Internally, sources said Shopify has also made it clear that it wants to use AI to keep staff numbers under control. In April, CEO Tobi Lütke sent a memo to staff explaining the importance of using AI in their work. “Teams must demonstrate why they cannot get what they want done using AI” before they ask for more employees or resources, he said.
With constant cuts, one source said they kept a list of the names of their closest friends who worked at Shopify to check their Slack status each time they learned of a new round of layoffs, typically on the last Thursday or Friday of a month as co-workers started to notice a Slack channel’s numbers drop suddenly. Shopify’s Slack account would grey out profiles and mark them as deactivated when people left. “I would check every single time to see if they were still with us,” they said.
On LinkedIn, a number of recently departed Shopify employees have explained their exits as being part of layoffs, reorganizations and restructuring. Hundreds of Glassdoor reviews from the past three years address layoffs at the firm.
The most recent batch happened in mid-November. Shopify spokesperson Ben McConaghy confirmed to The Logic at the time that Shopify laid off “a fraction of a percent” of staff on Nov. 19, but did not disclose further details. As of the end of 2024, Shopify had roughly 8,100 staff. The Logic identified at least 20 who had been let go that day. “We removed layers that created complexity without additional merchant value,” McConaghy said.
Sources told The Logic that the November layoffs hit revenue operations, including go-to-market operations, and learning and development. The revenue operations team has been in a state of transition since chief revenue officer Bobby Morrison “parted ways” with the company in October. One source said people working in the division were awaiting big changes, and one of those ended up being a restructuring that eliminated some roles. Those layoffs also hit people working in marketing.
A number of staff were also let go in October. Shopify did not respond to The Logic’s request for comment at the time.
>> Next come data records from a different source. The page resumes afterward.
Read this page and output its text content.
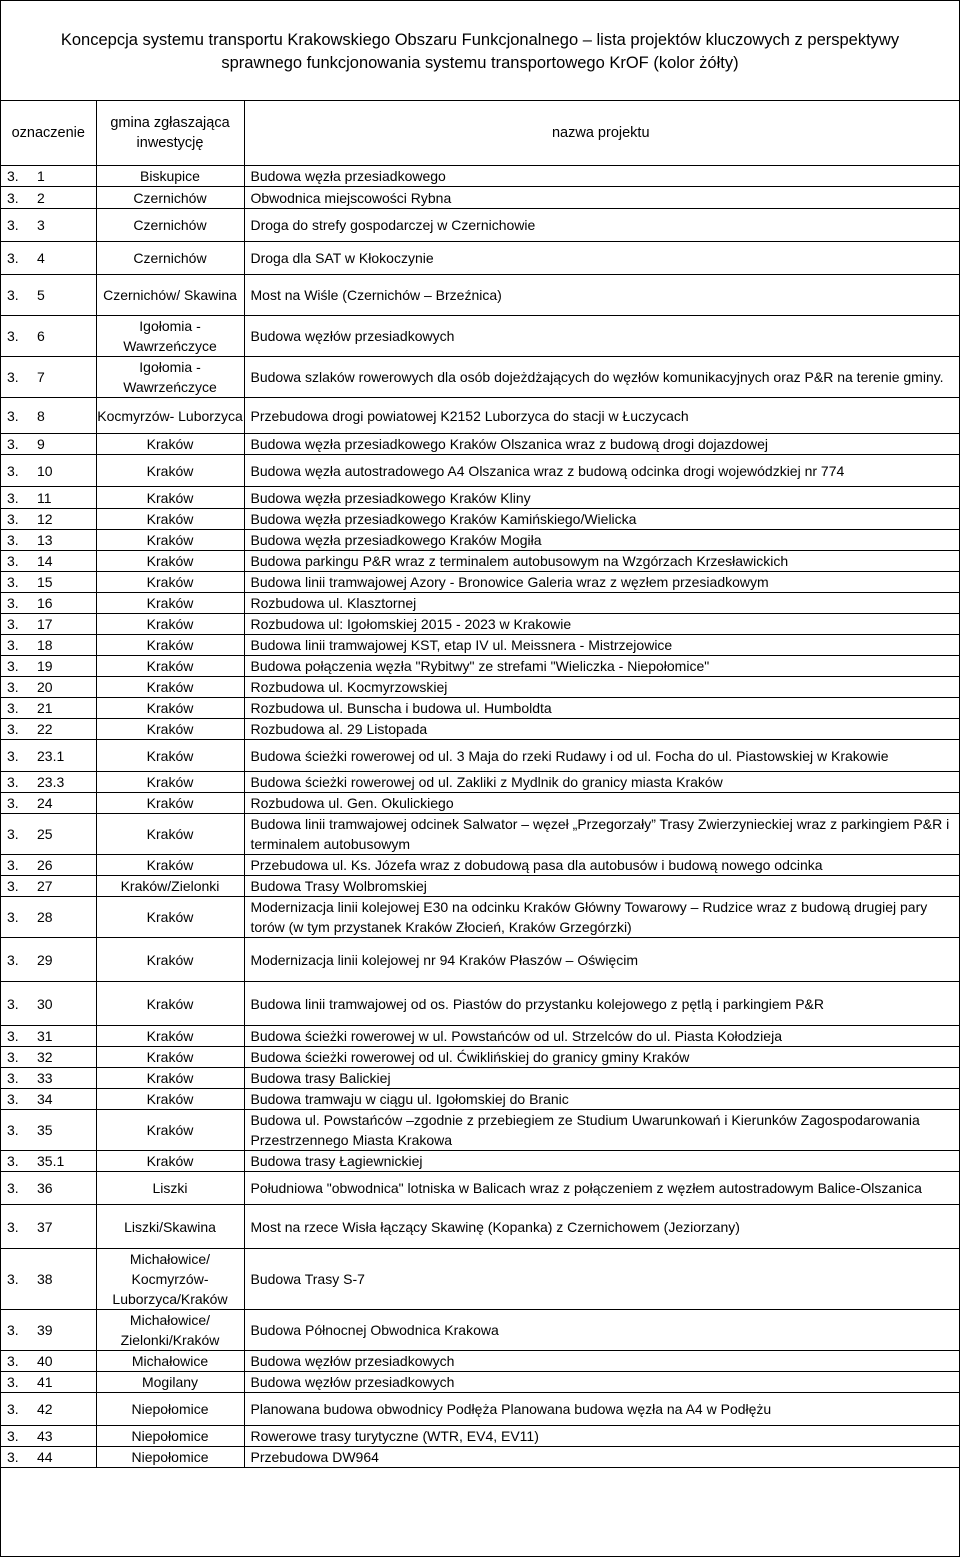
Koncepcja systemu transportu Krakowskiego Obszaru Funkcjonalnego – lista projektów kluczowych z perspektywy
sprawnego funkcjonowania systemu transportowego KrOF (kolor żółty)
oznaczenie	gmina zgłaszająca inwestycję	nazwa projektu
3. 1	Biskupice	Budowa węzła przesiadkowego
3. 2	Czernichów	Obwodnica miejscowości Rybna
3. 3	Czernichów	Droga do strefy gospodarczej w Czernichowie
3. 4	Czernichów	Droga dla SAT w Kłokoczynie
3. 5	Czernichów/ Skawina	Most na Wiśle (Czernichów – Brzeźnica)
3. 6	Igołomia - Wawrzeńczyce	Budowa węzłów przesiadkowych
3. 7	Igołomia - Wawrzeńczyce	Budowa szlaków rowerowych dla osób dojeżdżających do węzłów komunikacyjnych oraz P&R na terenie gminy.
3. 8	Kocmyrzów- Luborzyca	Przebudowa drogi powiatowej K2152 Luborzyca do stacji w Łuczycach
3. 9	Kraków	Budowa węzła przesiadkowego Kraków Olszanica wraz z budową drogi dojazdowej
3. 10	Kraków	Budowa węzła autostradowego A4 Olszanica wraz z budową odcinka drogi wojewódzkiej nr 774
3. 11	Kraków	Budowa węzła przesiadkowego Kraków Kliny
3. 12	Kraków	Budowa węzła przesiadkowego Kraków Kamińskiego/Wielicka
3. 13	Kraków	Budowa węzła przesiadkowego Kraków Mogiła
3. 14	Kraków	Budowa parkingu P&R wraz z terminalem autobusowym na Wzgórzach Krzesławickich
3. 15	Kraków	Budowa linii tramwajowej Azory - Bronowice Galeria wraz z węzłem przesiadkowym
3. 16	Kraków	Rozbudowa ul. Klasztornej
3. 17	Kraków	Rozbudowa ul: Igołomskiej 2015 - 2023 w Krakowie
3. 18	Kraków	Budowa linii tramwajowej KST, etap IV ul. Meissnera - Mistrzejowice
3. 19	Kraków	Budowa połączenia węzła "Rybitwy" ze strefami "Wieliczka - Niepołomice"
3. 20	Kraków	Rozbudowa ul. Kocmyrzowskiej
3. 21	Kraków	Rozbudowa ul. Bunscha i budowa ul. Humboldta
3. 22	Kraków	Rozbudowa al. 29 Listopada
3. 23.1	Kraków	Budowa ścieżki rowerowej od ul. 3 Maja do rzeki Rudawy i od ul. Focha do ul. Piastowskiej w Krakowie
3. 23.3	Kraków	Budowa ścieżki rowerowej od ul. Zakliki z Mydlnik do granicy miasta Kraków
3. 24	Kraków	Rozbudowa ul. Gen. Okulickiego
3. 25	Kraków	Budowa linii tramwajowej odcinek Salwator – węzeł „Przegorzały” Trasy Zwierzynieckiej wraz z parkingiem P&R i terminalem autobusowym
3. 26	Kraków	Przebudowa ul. Ks. Józefa wraz z dobudową pasa dla autobusów i budową nowego odcinka
3. 27	Kraków/Zielonki	Budowa Trasy Wolbromskiej
3. 28	Kraków	Modernizacja linii kolejowej E30 na odcinku Kraków Główny Towarowy – Rudzice wraz z budową drugiej pary torów (w tym przystanek Kraków Złocień, Kraków Grzegórzki)
3. 29	Kraków	Modernizacja linii kolejowej nr 94 Kraków Płaszów – Oświęcim
3. 30	Kraków	Budowa linii tramwajowej od os. Piastów do przystanku kolejowego z pętlą i parkingiem P&R
3. 31	Kraków	Budowa ścieżki rowerowej w ul. Powstańców od ul. Strzelców do ul. Piasta Kołodzieja
3. 32	Kraków	Budowa ścieżki rowerowej od ul. Ćwiklińskiej do granicy gminy Kraków
3. 33	Kraków	Budowa trasy Balickiej
3. 34	Kraków	Budowa tramwaju w ciągu ul. Igołomskiej do Branic
3. 35	Kraków	Budowa ul. Powstańców –zgodnie z przebiegiem ze Studium Uwarunkowań i Kierunków Zagospodarowania Przestrzennego Miasta Krakowa
3. 35.1	Kraków	Budowa trasy Łagiewnickiej
3. 36	Liszki	Południowa "obwodnica" lotniska w Balicach wraz z połączeniem z węzłem autostradowym Balice-Olszanica
3. 37	Liszki/Skawina	Most na rzece Wisła łączący Skawinę (Kopanka) z Czernichowem (Jeziorzany)
3. 38	Michałowice/ Kocmyrzów- Luborzyca/Kraków	Budowa Trasy S-7
3. 39	Michałowice/ Zielonki/Kraków	Budowa Północnej Obwodnica Krakowa
3. 40	Michałowice	Budowa węzłów przesiadkowych
3. 41	Mogilany	Budowa węzłów przesiadkowych
3. 42	Niepołomice	Planowana budowa obwodnicy Podłęża Planowana budowa węzła na A4 w Podłężu
3. 43	Niepołomice	Rowerowe trasy turytyczne (WTR, EV4, EV11)
3. 44	Niepołomice	Przebudowa DW964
Another round of layoffs had happened in September. Before that, one in February. In January, at least 13 people were let go. There were “some reorganizations in my department,” one person wrote on LinkedIn at the time. In addition to those moves, Shopify also cut the team responsible for its social impact initiatives, with around a dozen people being laid off.
A number of people were let go in late 2024. “Along with many of my colleagues, my role at Shopify was eliminated last week,” one former employee wrote on LinkedIn in December. The Logic identified more layoffs throughout 2024, at a nearly monthly consistency.
Throughout the layoffs, some employees were told they were losing their jobs as part of a restructuring and others due to performance issues. “It was a pattern a lot of us started to notice,” one source said. “These small-batch layoffs do happen frequently,” said another, pointing to two rounds of layoffs within the last year that resulted in people from their team leaving the company.
Shopify’s support team has been trimmed significantly, sources said, despite being one of the hardest hit during the mass layoff in July 2022. The team, which is partly based in Ireland, has experienced significant layoffs on an almost monthly basis, sources told The Logic.
The scale of the layoffs across Shopify is hard to quantify. Unlike the big cuts in 2022 and 2023, the company has rarely made internal announcements about these smaller layoffs. Sometimes there would be a standardized message in Slack from a manager to a team, explaining that people had to be in the “right job” and staff exits are a part of business, one source said. At times, middle managers mentioned cuts in team meetings and quickly moved on to other subjects.
“They’re very quiet about layoffs,” one source said. After the mass layoffs in May 2023, “it became pretty clear that they weren’t making a big show of it anymore,” said another.
Sources said they would often hear about layoffs through social media posts or conversations with current and former staff. Several sources said they’d learn of others laid off at the same time as them through this grapevine. Another recalled considering moving to another team within Shopify, only to later learn that the team had been gutted.
The impact on morale has been stark, sources said. “There’s really no job security,” one person said. Another described staff “feeling really beat down” with more work and fewer people to tackle it.
The consistent layoffs have led to people worrying about their long-term prospects at the company. “Everyone is thinking about an exit plan,” one source claimed.